The G protein-first activation mechanism of opioid receptors by Gi protein and agonists

Abstract

Abstract G protein-first mechanism of activation for opioid receptors and their cognate Gi protein. Σ0: In the absence of ligand and Gi protein, the opioid receptors adopt the inactive conformation, featuring a tight hydrogen bond between the cytosolic ends of TM3 and TM6 that keeps the cytoplasmic region tightly closed. Σ1: Before agonist binding, the inactive Gi protein tightly bound to GDP couples to inactive opioid receptor, to form a pre-coupled opioid receptor-Gi (GDP) complex. Σ2: Interactions between inactive opioid receptor and inactive Gi (GDP) leads to breaking the TM3-TM6 hydrogen bond and opening the cytoplasmic region of the receptors to accommodate the Gi protein.
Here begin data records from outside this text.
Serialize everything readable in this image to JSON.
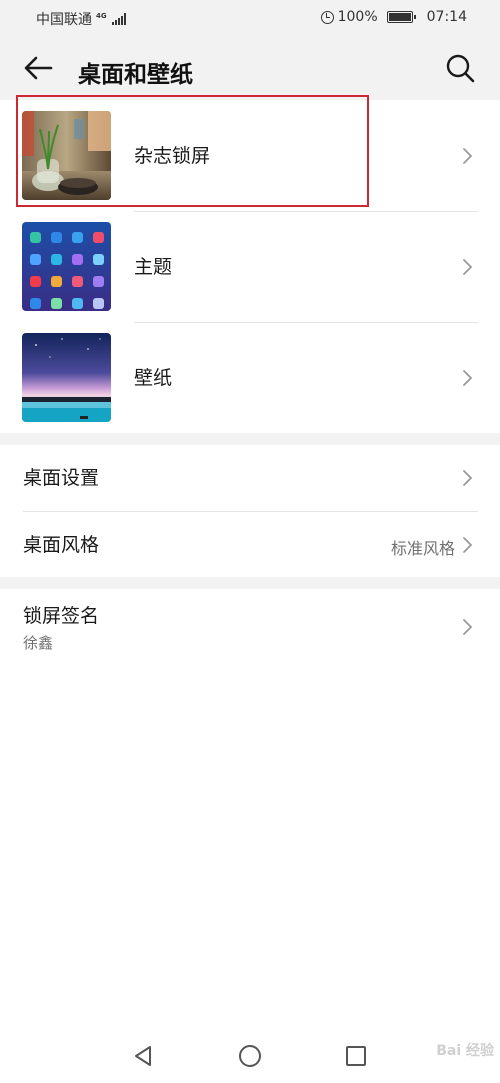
{
  "status_bar": {
    "carrier": "中国联通",
    "network": "4G",
    "battery": "100%",
    "battery_level": 1.0,
    "time": "07:14"
  },
  "app_bar": {
    "back_icon": "arrow-left-icon",
    "title": "桌面和壁纸",
    "search_icon": "search-icon"
  },
  "thumb_items": [
    {
      "label": "杂志锁屏",
      "thumbnail": "magazine-lockscreen-photo",
      "highlighted": true
    },
    {
      "label": "主题",
      "thumbnail": "theme-preview"
    },
    {
      "label": "壁纸",
      "thumbnail": "wallpaper-sunset-sea"
    }
  ],
  "settings": [
    {
      "label": "桌面设置"
    },
    {
      "label": "桌面风格",
      "value": "标准风格"
    }
  ],
  "signature": {
    "label": "锁屏签名",
    "value": "徐鑫"
  },
  "nav_bar": {
    "back_icon": "triangle-back-icon",
    "home_icon": "circle-home-icon",
    "recents_icon": "square-recents-icon"
  },
  "watermark": "Bai 经验",
  "colors": {
    "background": "#f2f2f2",
    "highlight_border": "#cc2a33",
    "secondary_text": "#707070"
  }
}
As a result, the pre-activated state (Σ2) emerges, which remains at this resting state until an agonist binds the receptor. Σ3′: agonist bound to the pre-activated state induces the Gi (GDP) to be activated. Activation of the Gi protein is associated with a remarkable opening in the cleft between AH and Ras-like domains of Gα, providing an exit path for GDP release or exchange with a GTP. Σ4′: Upon GDP release of exchange, the agonist-opioid receptor-Gi protein evolves to its fully active state. Abstract We report the G protein-first mechanism for activation of G protein-coupled receptors (GPCR) for the three closest subtypes of the opioid receptors (OR), μOR, κOR and δOR. We find that they couple to the inactive Gi protein-bound guanosine diphosphate (GDP) prior to agonist binding. The inactive Gi protein forms anchors to the intracellular loops of the inactive apo-μOR, apo-κOR and apo-δOR, inducing opening of the cytoplasmic region to form a pre-activated state that holds Gi protein in place until agonist binds. Then, agonist binds to μOR, κOR and δOR already complexed with Gi protein, to trigger the Gαi to open up the tightly coupled GDP binding site, making GDP accessible for GTP exchange, an essential step for Gi signalling. We show that the agonist alone cannot open the intracellular region of μOR and κOR, requiring Gi protein to open the cytoplasmic region by itself. We consider that this G protein-first mechanism may apply to activation of other Class A GPCRs. However, for δOR, agonist binding can open up the intracellular region to encourage Gi protein recruitment. Thus, activation of Gi protein mediated by δOR favourably may proceed with either ligand-first or G protein-first activation mechanisms.